WASHINGTON: The proliferation of images and video footage of Middle East wars created or manipulated by artificial intelligence is eroding trust in real news, a media analyst has warned.
A recent example is a video showing Dubai’s Burj Khalifa collapsing in a cloud of dust. The video was viewed more than 12 million times before a crowd-sourced verification system debunked it.
Conversely, amid online speculation that Prime Minister Benjamin Netanyahu may have been killed or injured in an Iranian attack, Israel released three videos of the prime minister, including one in a coffee shop.
Social media was flooded with claims that the footage was fake because Netanyahu appeared to have six fingers, a common sign of AI-generated images. “Last I checked, humans don’t normally have six fingers, but AIs do,” one post on X said, garnering nearly 5 million views. “Is Prime Minister Netanyahu no more?”
In fact, the footage was real and the “extra finger” was a trick of the light.

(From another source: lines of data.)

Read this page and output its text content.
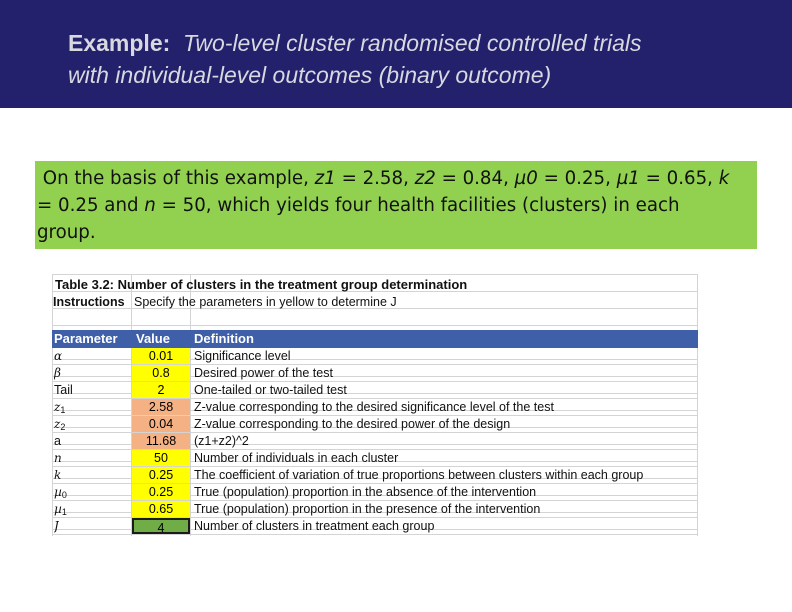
Example: Two-level cluster randomised controlled trials
with individual-level outcomes (binary outcome)
On the basis of this example, z1 = 2.58, z2 = 0.84, µ0 = 0.25, µ1 = 0.65, k
= 0.25 and n = 50, which yields four health facilities (clusters) in each
group.
Table 3.2: Number of clusters in the treatment group determination
Instructions Specify the parameters in yellow to determine J
Parameter Value Definition
α	0.01	Significance level
β	0.8	Desired power of the test
Tail	2	One-tailed or two-tailed test
$z_1$	2.58	Z-value corresponding to the desired significance level of the test
$z_2$	0.04	Z-value corresponding to the desired power of the design
a	11.68	(z1+z2)^2
n	50	Number of individuals in each cluster
k	0.25	The coefficient of variation of true proportions between clusters within each group
µ$_0$	0.25	True (population) proportion in the absence of the intervention
µ$_1$	0.65	True (population) proportion in the presence of the intervention
J	4	Number of clusters in treatment each group
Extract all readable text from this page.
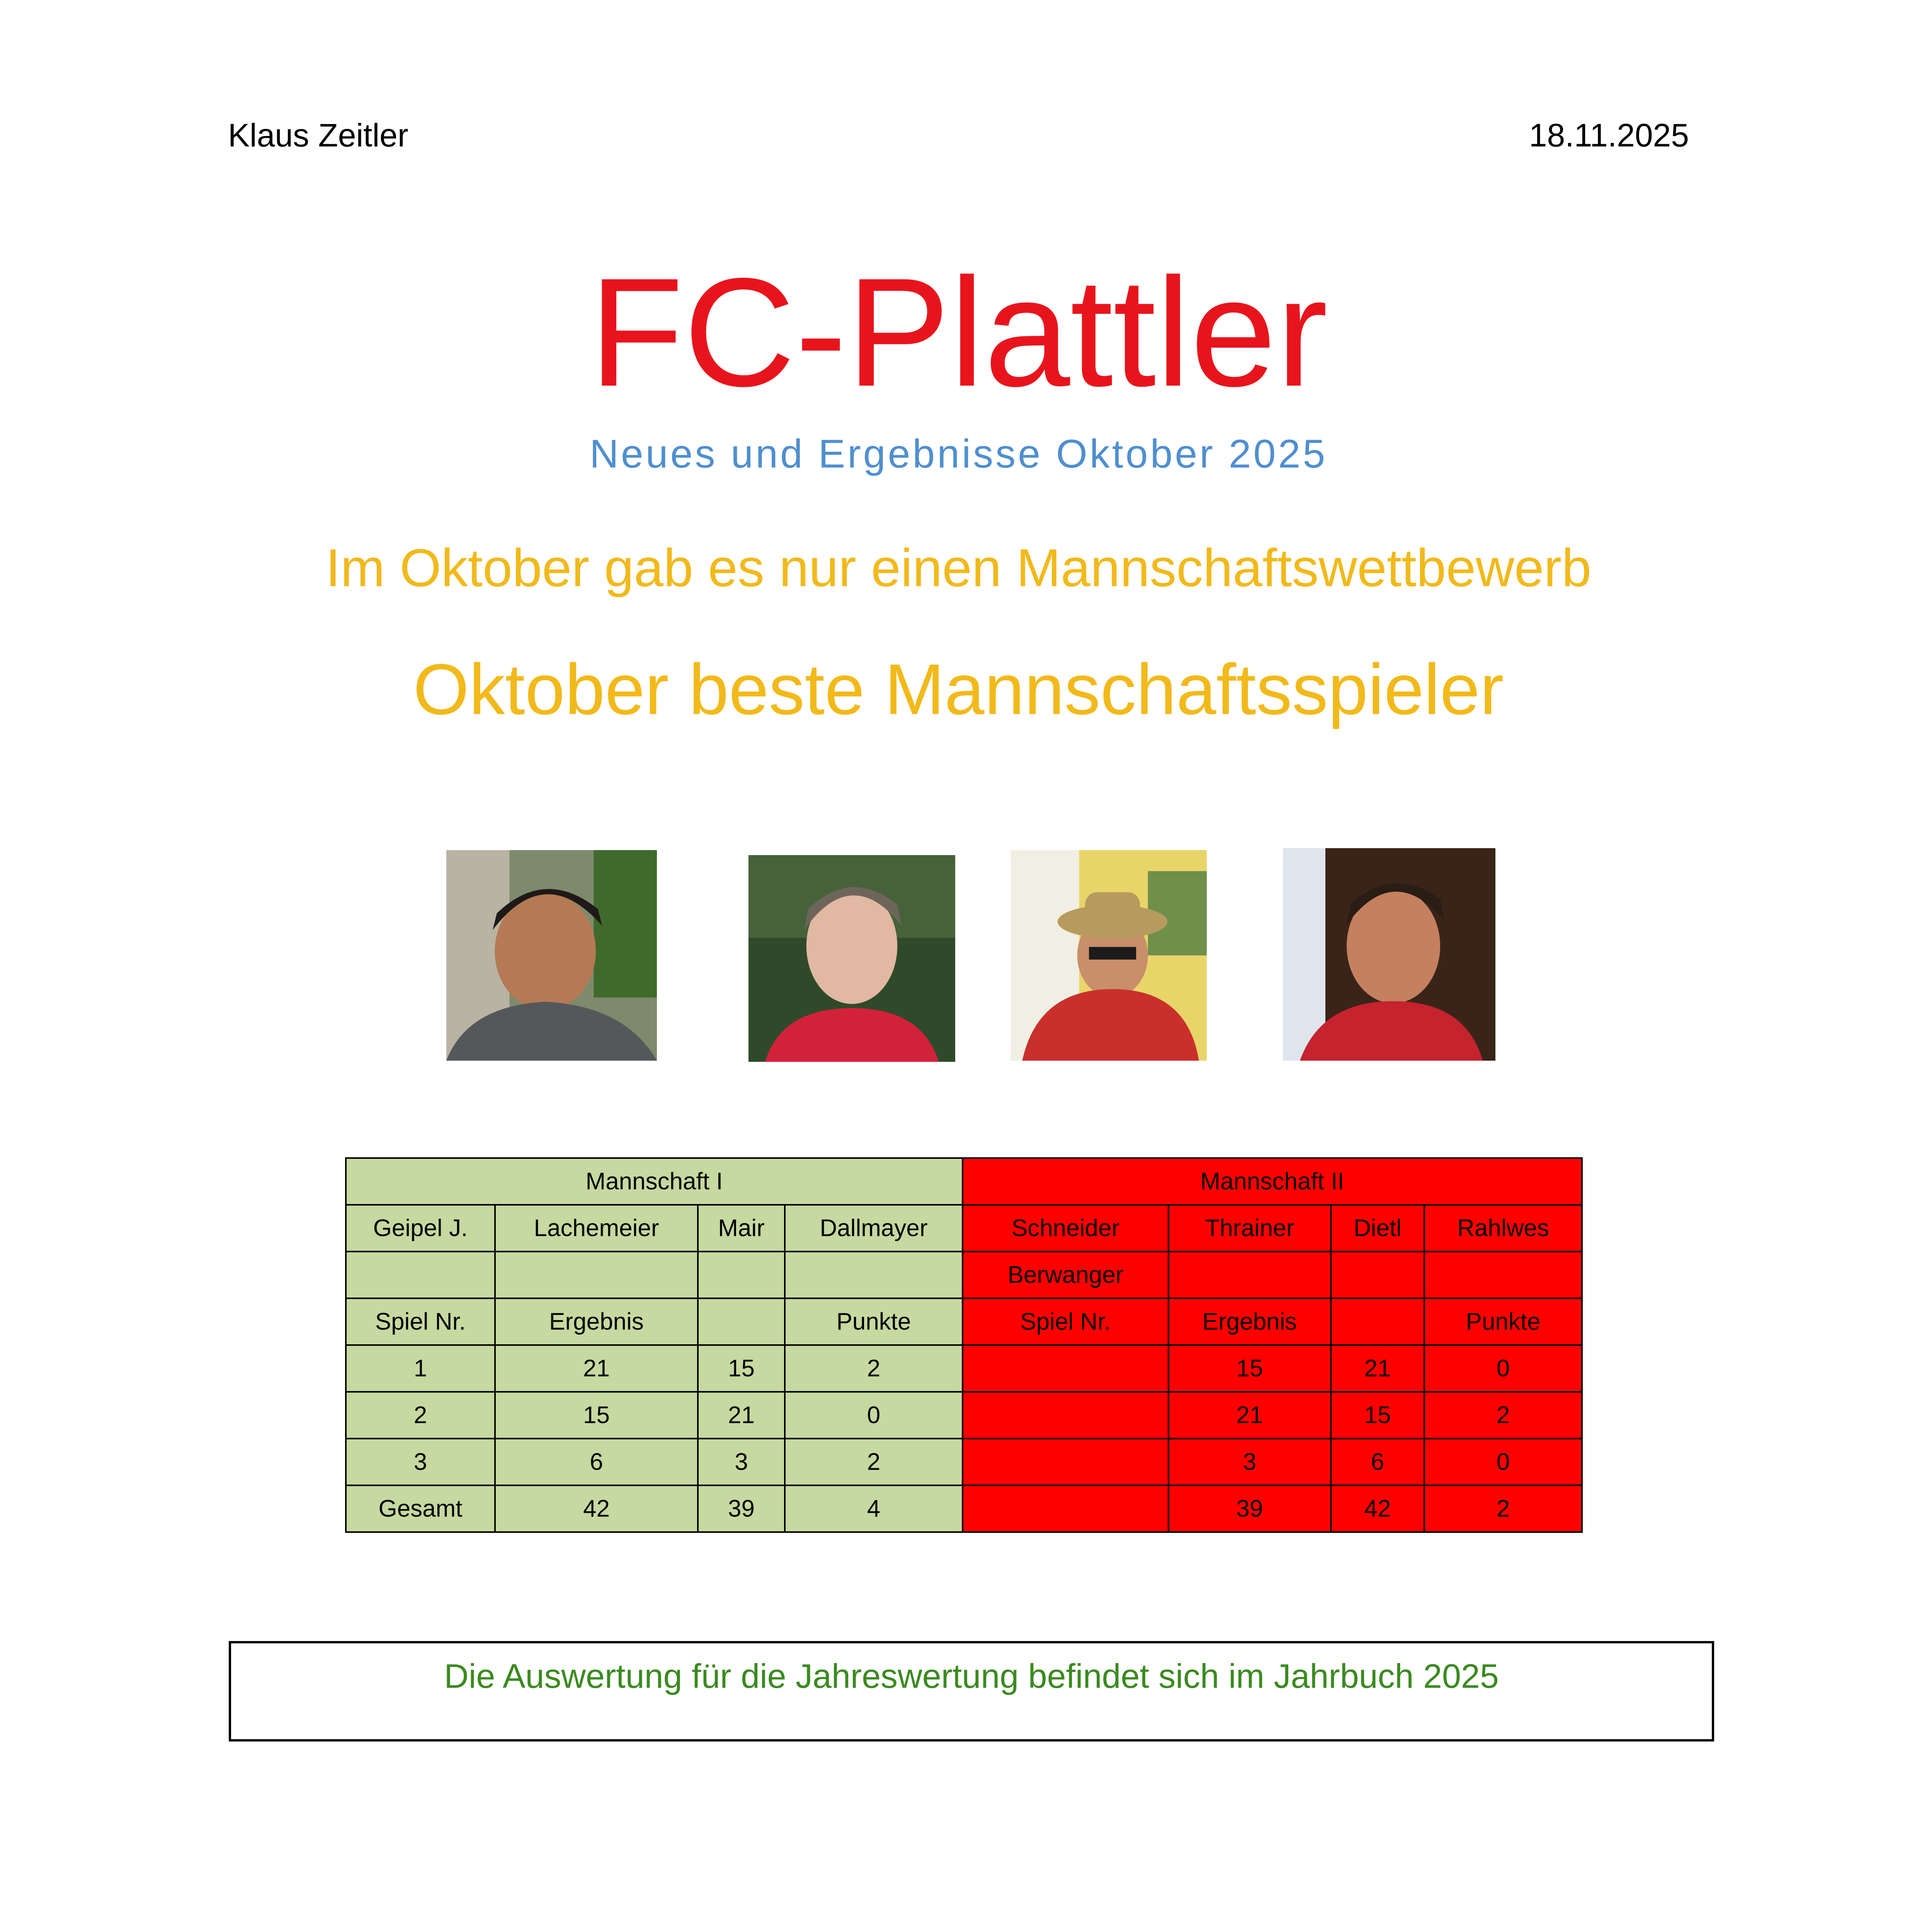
Klaus Zeitler	18.11.2025
FC-Plattler
Neues und Ergebnisse Oktober 2025
Im Oktober gab es nur einen Mannschaftswettbewerb
Oktober beste Mannschaftsspieler
Mannschaft I				Mannschaft II			
Geipel J.	Lachemeier	Mair	Dallmayer	Schneider	Thrainer	Dietl	Rahlwes
				Berwanger			
Spiel Nr.	Ergebnis		Punkte	Spiel Nr.	Ergebnis		Punkte
1	21	15	2		15	21	0
2	15	21	0		21	15	2
3	6	3	2		3	6	0
Gesamt	42	39	4		39	42	2
Die Auswertung für die Jahreswertung befindet sich im Jahrbuch 2025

“The rise of AI deepfakes and the disregard for real footage are two sides of the same coin,” said Sophia Rubinson of the misinformation watchdog NewsGuard. “When everything can be fake, it’s easy to believe anything is fake.”
Technology platforms are saturated with so-called “AI slop.” Surrealistic AI fabrications drown out the real picture, eroding trust.
According to the Institute for Strategic Dialogue in London, the X account that posted AI content about war has been viewed more than 1 billion times.
The Meta oversight board, which reviews Facebook’s content moderation, said: “We believe technology platforms do not do a good enough job of helping users identify whether content is AI-generated or authentic.” “Fake content can be harmful, inciting further violence and inciting further conflict.”